All of this is why I'm a big proponent of some sort of triage for long-term storage. That gives you an opportunity to 1) Evaluate whether someone sees potential for a data set and 2) If they do see potential then be sure to carefully label and organize that data so that when the potential becomes real some future employee can actually find it.
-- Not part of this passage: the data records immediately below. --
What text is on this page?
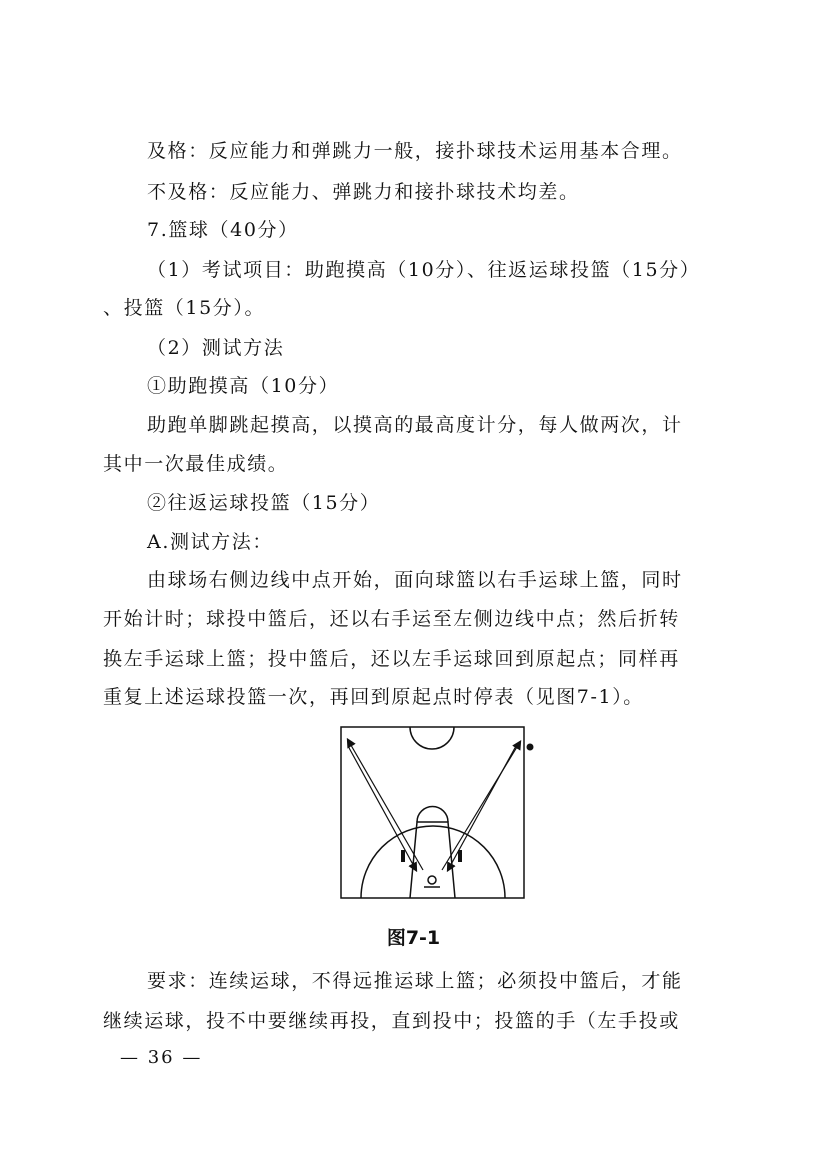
及格：反应能力和弹跳力一般，接扑球技术运用基本合理。
不及格：反应能力、弹跳力和接扑球技术均差。
7.篮球（40分）
（1）考试项目：助跑摸高（10分）、往返运球投篮（15分）
、投篮（15分）。
（2）测试方法
①助跑摸高（10分）
助跑单脚跳起摸高，以摸高的最高度计分，每人做两次，计
其中一次最佳成绩。
②往返运球投篮（15分）
A.测试方法：
由球场右侧边线中点开始，面向球篮以右手运球上篮，同时
开始计时；球投中篮后，还以右手运至左侧边线中点；然后折转
换左手运球上篮；投中篮后，还以左手运球回到原起点；同样再
重复上述运球投篮一次，再回到原起点时停表（见图7-1）。
图7-1
要求：连续运球，不得远推运球上篮；必须投中篮后，才能
继续运球，投不中要继续再投，直到投中；投篮的手（左手投或
— 36 —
- by magneticnorth0, Data Doctor
- 9/25/2015 1:48:46 AM
@CandidoNick it's true that the technology is available, but using analytics in a business isn't just about that. It takes a lot of managerial work to put the system in place. Not all organizations have the resources (manhours, skill), not to mention the desire, to lay down the groundwork for analytics to flourish.
- by T Sweeney, Blogger
- 9/6/2015 1:47:24 PM
True, Maryam... or they're just stabbing wildly in the dark, hoping to find something -- anything -- to build a business case or create "an actionable insight." The cartoon is testimony to the desperation (and foolhardy-ness) that plagues some organizations when it comes to data management and analytics.
- 8/31/2015 2:27:14 PM
I would love to think so Nick, but I have seen many companies make decisions with no analysis into the past indicators either because they couldn't mine the data or didn't have it.